Doing Life Without the Zucchini
June, 1997
My vegetable garden looks great right now.
No bugs, no blights, no soil baked hard as concrete.
Each summer, my garden and I go through this brief blissful honeymoon phase, when the seeds have just come up, the transplants haven't yet developed mysterious yellow spots and before the rabbits decide it's worth the effort of climbing through the fence.
I have learned to enjoy this while it lasts.
Sometimes I think my vegetable garden always takes a nose dive because it senses that I care more passionately about flowers than vegetables.
I can't deny it.
What can I say? Roses give me a thrill no zucchini can match.
Not that I can grow zucchini anymore. Oh sure, once I could grow zucchini the size of stone age clubs. And, like many gardeners, I took them for granted. They were the definitive fool-proof veggie.
But then I moved to the land of the squash-vine borer. These insidious pests have taken the zest out of zucchini for me. Year after year I watch my zucchini seeds germinate and quickly grow into luxurious green plants. They bloom with big fat yellow blossoms. Tiny squash begin to form. And then, one day, the whole plant suddenly looks as if it just got an upsetting phone call. Wilted and pale, the plants drop their blossoms. The fruit withers, and gradually they shrivel up and die.
I have tried a variety of strategies to deter or eliminate the problem. None did the job.
I am resigned to a life without homegrown zucchini. However, now that I can't grow it myself, I have a new appreciation for the homely zuke. Other gardeners may complain about their excess zucchini, and the way the young squash magically swell from dainty green cylinders to verdant baseball bats overnight. But I will never underestimate the value of a zucchini again.
Nor, I imagine, will Carlos Diaz, the infamous "zucchini bandit."
Diaz was convicted of armed robbery by a jury in Queens, N.Y., last March after he used a zucchini to rob a waiter. Pretending the zucchini was a gun, Diaz got away with $20 and a Swiss Army watch.
The case touched off a lot of controversy, in part because the conviction came after Diaz was prosecuted for the same crime four times. Two of the first three trials ended in hung juries, and one was declared a mistrial. I guess the juries had a hard time taking the whole thing seriously.
Unfortunately, robbery is no laughing matter, though, as Diaz must have realized when the 29-year-old learned that, as a repeat felon, he faced a possible life sentence.
In view of the crime I think a more appropriate punishment would have been to sentence the robber to a few years of migrant farm work. His life would have been shortened by the experience of inhaling all those pesticides and the back-breaking labor certainly would have convinced him that crime doesn't pay.

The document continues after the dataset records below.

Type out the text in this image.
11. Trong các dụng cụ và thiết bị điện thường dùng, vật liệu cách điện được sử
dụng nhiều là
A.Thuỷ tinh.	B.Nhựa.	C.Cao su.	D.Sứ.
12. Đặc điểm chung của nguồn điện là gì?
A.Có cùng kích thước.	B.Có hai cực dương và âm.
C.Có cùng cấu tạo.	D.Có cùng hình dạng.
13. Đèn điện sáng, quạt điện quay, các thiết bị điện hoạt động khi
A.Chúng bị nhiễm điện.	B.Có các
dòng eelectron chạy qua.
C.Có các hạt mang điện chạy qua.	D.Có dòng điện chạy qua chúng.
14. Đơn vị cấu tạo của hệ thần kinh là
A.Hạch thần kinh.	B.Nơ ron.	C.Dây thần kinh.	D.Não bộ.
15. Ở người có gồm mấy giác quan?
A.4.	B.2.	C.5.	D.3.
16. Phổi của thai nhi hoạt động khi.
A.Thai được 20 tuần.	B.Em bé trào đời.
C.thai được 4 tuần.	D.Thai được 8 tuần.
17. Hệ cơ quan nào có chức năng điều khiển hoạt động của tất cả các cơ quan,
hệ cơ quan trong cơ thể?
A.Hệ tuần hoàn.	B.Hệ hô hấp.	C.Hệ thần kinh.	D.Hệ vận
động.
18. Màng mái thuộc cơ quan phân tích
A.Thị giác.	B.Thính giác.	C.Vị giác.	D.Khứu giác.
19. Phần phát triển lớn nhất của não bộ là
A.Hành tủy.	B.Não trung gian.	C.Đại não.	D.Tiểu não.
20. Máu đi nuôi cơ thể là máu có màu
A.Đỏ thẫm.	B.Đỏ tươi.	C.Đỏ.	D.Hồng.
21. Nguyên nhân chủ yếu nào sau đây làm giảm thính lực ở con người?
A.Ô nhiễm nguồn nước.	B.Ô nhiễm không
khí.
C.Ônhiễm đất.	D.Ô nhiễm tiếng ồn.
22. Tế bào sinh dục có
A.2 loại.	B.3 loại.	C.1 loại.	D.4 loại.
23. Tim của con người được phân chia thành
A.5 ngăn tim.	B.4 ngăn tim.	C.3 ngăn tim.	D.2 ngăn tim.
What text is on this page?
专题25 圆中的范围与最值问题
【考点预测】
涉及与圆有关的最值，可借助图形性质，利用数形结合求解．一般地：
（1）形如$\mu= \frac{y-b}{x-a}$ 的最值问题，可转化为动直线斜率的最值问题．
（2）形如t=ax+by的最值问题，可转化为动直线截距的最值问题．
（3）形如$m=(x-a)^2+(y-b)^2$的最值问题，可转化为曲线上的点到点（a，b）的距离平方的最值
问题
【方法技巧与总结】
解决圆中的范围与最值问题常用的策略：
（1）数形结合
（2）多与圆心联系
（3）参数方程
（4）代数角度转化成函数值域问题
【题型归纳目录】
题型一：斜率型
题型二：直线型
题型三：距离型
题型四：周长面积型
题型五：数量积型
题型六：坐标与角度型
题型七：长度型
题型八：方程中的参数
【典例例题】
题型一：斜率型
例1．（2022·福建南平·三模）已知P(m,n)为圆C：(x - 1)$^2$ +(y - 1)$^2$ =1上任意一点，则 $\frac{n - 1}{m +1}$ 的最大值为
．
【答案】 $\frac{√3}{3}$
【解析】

One wonders what inspired the hapless crook to choose a zucchini in the first place. Was it a premeditated act of vegetarian violence? Did he weigh the merits of carrots versus the heft of the squash?

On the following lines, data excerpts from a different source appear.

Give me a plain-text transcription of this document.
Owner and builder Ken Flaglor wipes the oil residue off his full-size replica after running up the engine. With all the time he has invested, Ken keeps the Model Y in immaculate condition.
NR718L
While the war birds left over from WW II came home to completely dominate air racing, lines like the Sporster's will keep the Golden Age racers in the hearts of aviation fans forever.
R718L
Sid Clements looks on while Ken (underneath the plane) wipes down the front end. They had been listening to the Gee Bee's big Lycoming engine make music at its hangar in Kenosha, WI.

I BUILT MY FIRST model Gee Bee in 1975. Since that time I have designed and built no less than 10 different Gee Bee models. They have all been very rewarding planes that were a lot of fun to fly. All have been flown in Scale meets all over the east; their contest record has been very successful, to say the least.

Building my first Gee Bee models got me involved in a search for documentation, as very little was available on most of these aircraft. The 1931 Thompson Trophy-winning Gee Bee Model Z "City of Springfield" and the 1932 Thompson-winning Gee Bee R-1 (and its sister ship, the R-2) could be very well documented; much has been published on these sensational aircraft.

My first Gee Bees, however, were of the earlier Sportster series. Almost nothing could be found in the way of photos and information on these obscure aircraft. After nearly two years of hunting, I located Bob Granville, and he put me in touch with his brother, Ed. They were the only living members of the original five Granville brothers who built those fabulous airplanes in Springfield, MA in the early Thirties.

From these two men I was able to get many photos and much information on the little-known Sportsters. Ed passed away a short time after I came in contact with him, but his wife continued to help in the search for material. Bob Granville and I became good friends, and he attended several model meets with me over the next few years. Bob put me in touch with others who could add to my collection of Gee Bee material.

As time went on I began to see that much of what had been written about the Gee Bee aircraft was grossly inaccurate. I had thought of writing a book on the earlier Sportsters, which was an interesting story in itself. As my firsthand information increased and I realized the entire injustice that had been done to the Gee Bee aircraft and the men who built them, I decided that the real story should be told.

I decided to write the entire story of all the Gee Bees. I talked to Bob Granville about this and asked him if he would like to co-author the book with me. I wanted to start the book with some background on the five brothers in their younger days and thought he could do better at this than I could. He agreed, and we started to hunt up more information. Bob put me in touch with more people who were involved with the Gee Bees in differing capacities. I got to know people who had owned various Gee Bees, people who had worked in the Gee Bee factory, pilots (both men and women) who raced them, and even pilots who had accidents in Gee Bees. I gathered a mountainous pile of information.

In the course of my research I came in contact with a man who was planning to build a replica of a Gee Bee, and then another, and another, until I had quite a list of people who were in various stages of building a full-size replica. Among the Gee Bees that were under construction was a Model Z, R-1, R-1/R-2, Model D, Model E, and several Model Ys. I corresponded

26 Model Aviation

Once he determined to deploy a vegetable, though, I'm not surprised that Diaz selected a zucchini as his faux weapon of choice. Say what you will about a zucchini's taste, or lack of same. No one could deny that a full grown specimen has presence.
Even if a zucchini doesn't qualify technically as a lethal weapon, you couldn't prove it by my children. They shudder at zucchini on the menu. In terms of distasteful foods, to them it's right up there on a par with brussel sprouts, mushrooms and tofu, to name a few other delicacies I can't produce from my garden.
Perhaps, only a lunatic would attempt armed robbery with a raw vegetable.
But,disturbing as the zucchini bandit episode may be, more alarming still are the possibilities it suggests for future crimes. I imagine this was what prompted the fourth jury to view the matter with gravity. Suppose one guy gets away with a zucchini robbery? Next thing you know, copycat criminals wielding celery stalks and rutabagas would inevitably follow his example.
And why stop with vegetables? The whole crime scene could go bananas, literally.
Of course I exaggerate. Dumb as most criminals are, most of them probably realize that a gun is more threatening than a zucchini.
Still, I'll bet for most people getting hold of a zucchini is almost as easy as getting a handgun.
Unless they've got a garden like mine.